Aktueller Stand: Aufbau der Vernetzungsstelle „Behindertenhilfe“ für die CiN

Seit über zwei Jahren übernimmt Stefan Sukop, Vorstand des Caritas-Vereins Altenoythe e.V., die Aufgabe des Aufbaus einer Vernetzungsstelle „Behindertenhilfe“ für die „Caritas in Niedersachsen“ (CiN), die von der GlücksSpirale gefördert wird.

Durch das Bundesteilhabegesetz, welches am 01.01.2017 in Kraft getreten ist, ergeben sich wesentliche Änderungen für die Behindertenhilfe, die seitdem sukzessiv umgesetzt werden müssen. Das Gesetz sieht grundlegende Änderungen für die Versorgung der Menschen mit Beeinträchtigungen vor. Ziel ist es, in mehreren Stufen eine personenzentrierte Leistungserbringung zu organisieren, die den Leistungsberechtigten eine bestmögliche gesellschaftliche Teilhabe in allen Lebensbereichen ermöglicht. Für die Leistungsberechtigten, die Leistungserbringer und die Leistungs- bzw. Kostenträger bedeutet dies gleichermaßen ein Paradigmenwechsel, der gestaltet werden muss. Dazu baut die „Caritas in Niedersachsen“, eine Arbeitsgemeinschaft der Diözesancaritasverbände im Bistum Hildesheim und Osnabrück sowie des Landes-Caritasverbands für Oldenburg, seit dem 01.07.2017 die Vernetzungsstelle „Behindertenhilfe“, die den Prozess der praktischen Umsetzung der gesetzlichen Bestimmungen kontinuierlich und verlässlich, auch für die Menschen mit Behinderungen, begleiten und unterstützen soll, auf. Diese Aufgabe übernimmt seitdem Stefan Sukop.

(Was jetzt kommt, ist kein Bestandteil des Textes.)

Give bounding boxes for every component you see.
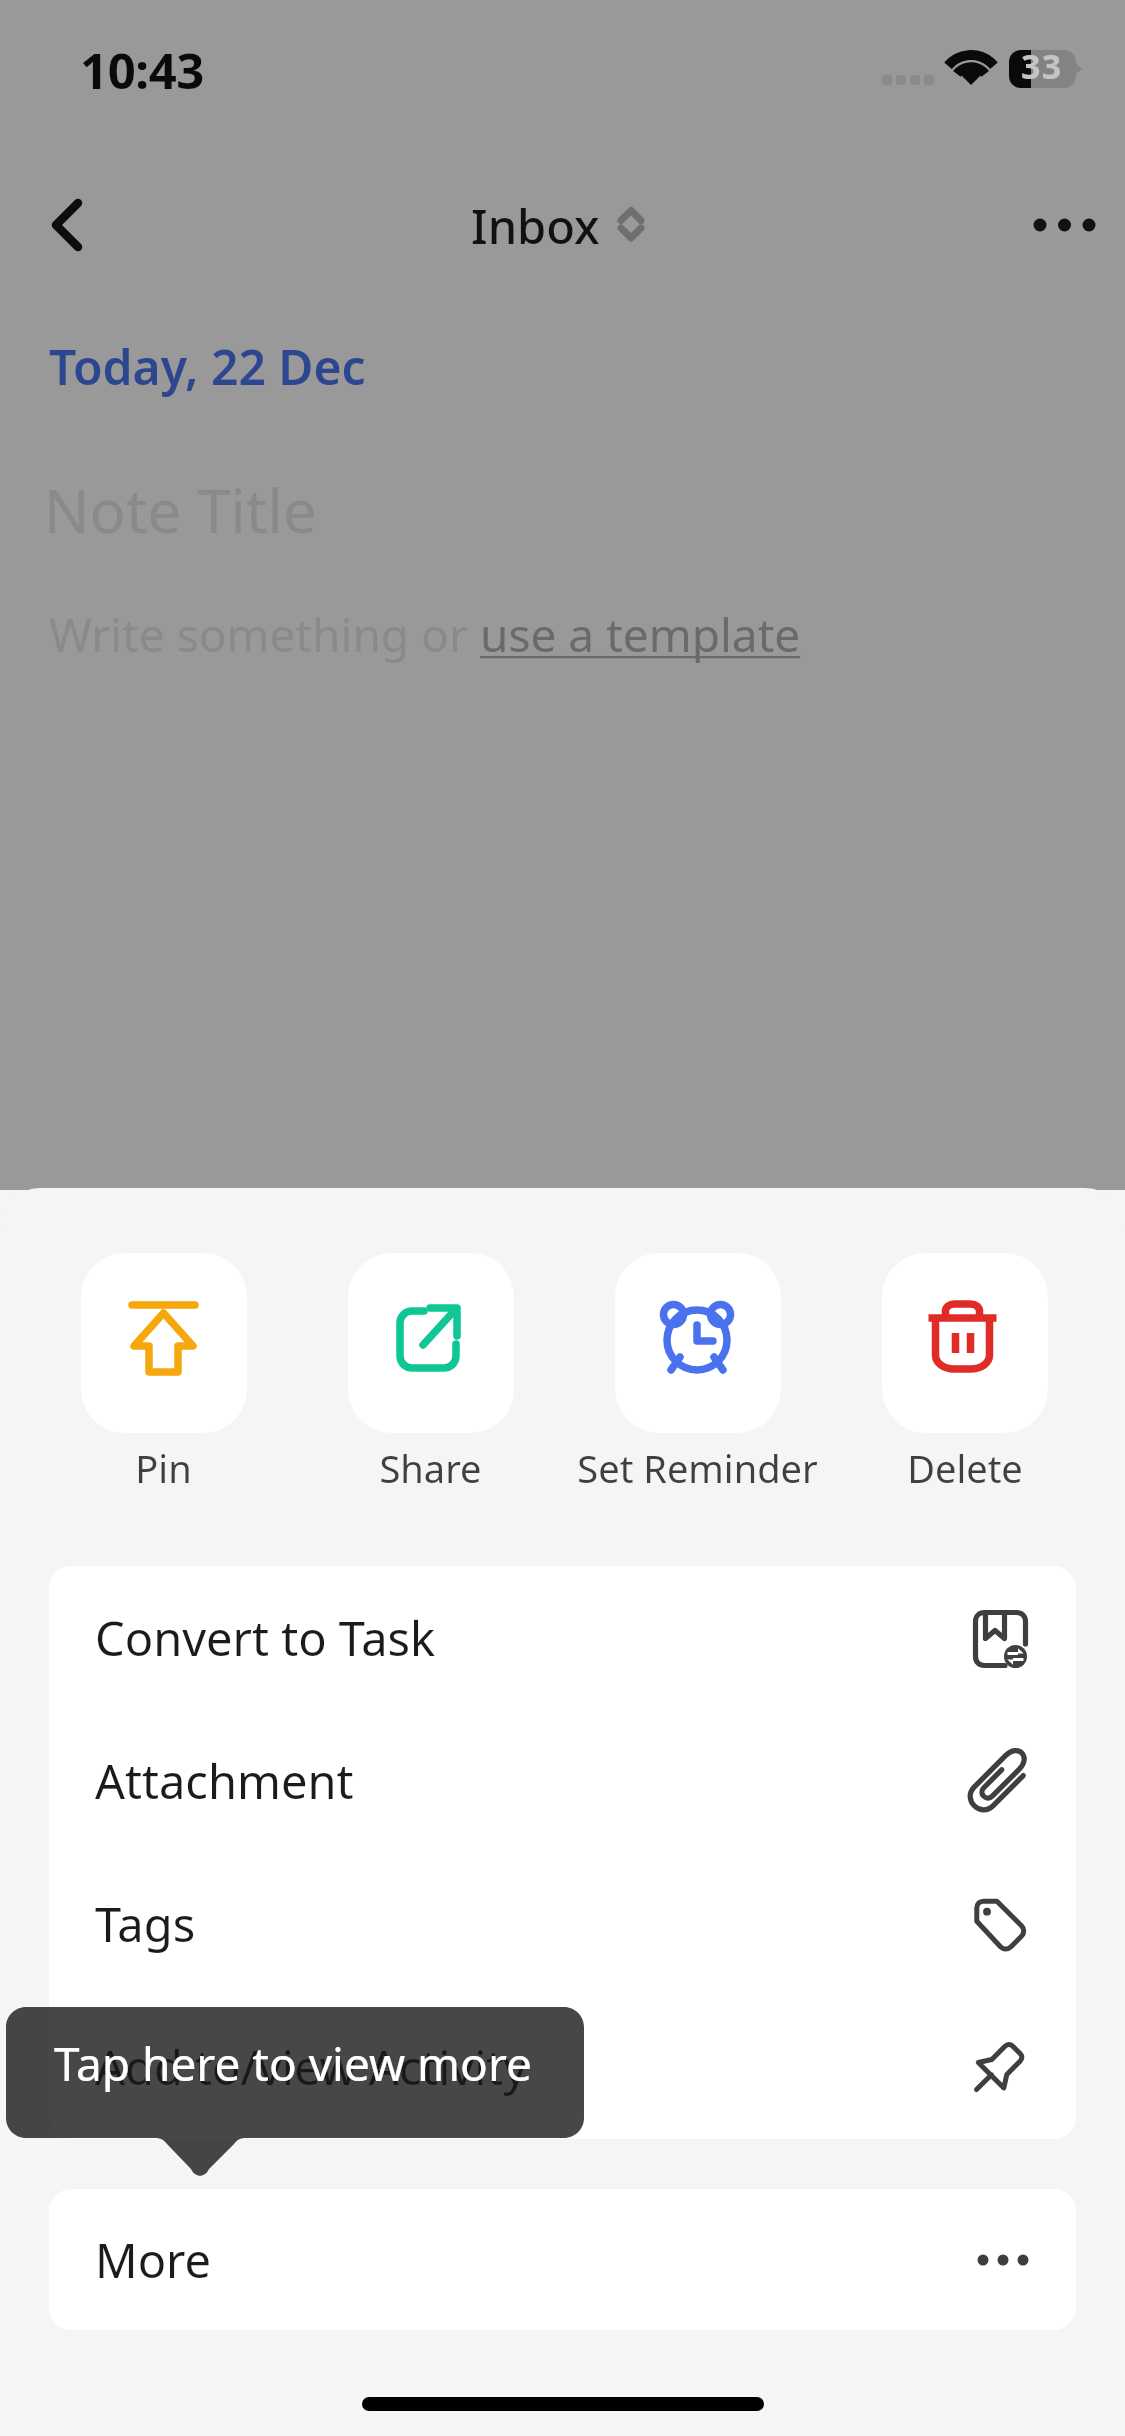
button[interactable]: Set Reminder xyxy=(564,1253,831,1494)
button[interactable]: Tags xyxy=(49,1852,1076,1995)
button[interactable]: Inbox xyxy=(471,188,658,263)
button[interactable]: Convert to Task xyxy=(49,1566,1076,1709)
staticText: Note Title xyxy=(44,469,317,551)
staticText: Today, 22 Dec xyxy=(49,334,366,399)
button[interactable]: More xyxy=(49,2189,1076,2330)
staticText: Share xyxy=(379,1442,482,1494)
button[interactable]: Share xyxy=(297,1253,564,1494)
staticText: Inbox xyxy=(471,194,600,258)
staticText: use a template xyxy=(480,603,801,666)
staticText: Attachment xyxy=(95,1749,354,1813)
button[interactable]: Attachment xyxy=(49,1709,1076,1852)
staticText: Add to/view Activity xyxy=(95,2035,528,2099)
staticText: More xyxy=(95,2228,212,2292)
staticText: Delete xyxy=(907,1442,1023,1494)
button[interactable]: Back xyxy=(22,180,112,270)
button[interactable]: Delete xyxy=(831,1253,1098,1494)
button[interactable]: More options xyxy=(1015,180,1115,270)
staticText: Tags xyxy=(95,1892,196,1956)
staticText: Pin xyxy=(135,1442,192,1494)
button[interactable]: Tap here to view more xyxy=(6,2007,584,2177)
button[interactable]: Pin xyxy=(30,1253,297,1494)
staticText: Set Reminder xyxy=(577,1442,818,1494)
staticText: Convert to Task xyxy=(95,1606,436,1670)
button[interactable]: Add to/view Activity xyxy=(49,1995,1076,2138)
staticText: Write something or xyxy=(49,603,480,666)
staticText: 10:43 xyxy=(80,37,204,104)
staticText: Tap here to view more xyxy=(54,2032,532,2095)
staticText: 33 xyxy=(1021,43,1063,89)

Innerhalb der ersten zwei Jahre wurde in den verschiedenen sich konstituierten Arbeitsgruppen, in denen Herr Sukop mitwirkt und diese teilweise leitet, zahlreiche Arbeitsergebnisse zur Vorbereitung der zur Verhandlung anstehenden Landesregelungen inklusive eines Landesrahmenvertrages und Muster-Leistungsvereinbarungen erzielt. Diese Arbeit wird nun weiter fortgesetzt. So wird es beispielsweise im Verlauf des zweiten Halbjahres 2019 in dem „AK Umsetzung BTHG“ darum gehen, Arbeitshilfen für Leistungsberechtigte, Angehörige und Leistungserbringer zu entwickeln, um die Konsequenzen der Trennung der Leistung in „Existenzsichernde Leistung“ und „Fachleistung“ gut vorzubereiten und zu begleiten, damit es zu keinen Versorgungsabbrüchen für die Leistungsberechtigten kommt.

Der Aufbau dieser Vernetzungsstelle „Behindertenhilfe“ wird von der Glücksspirale gefördert.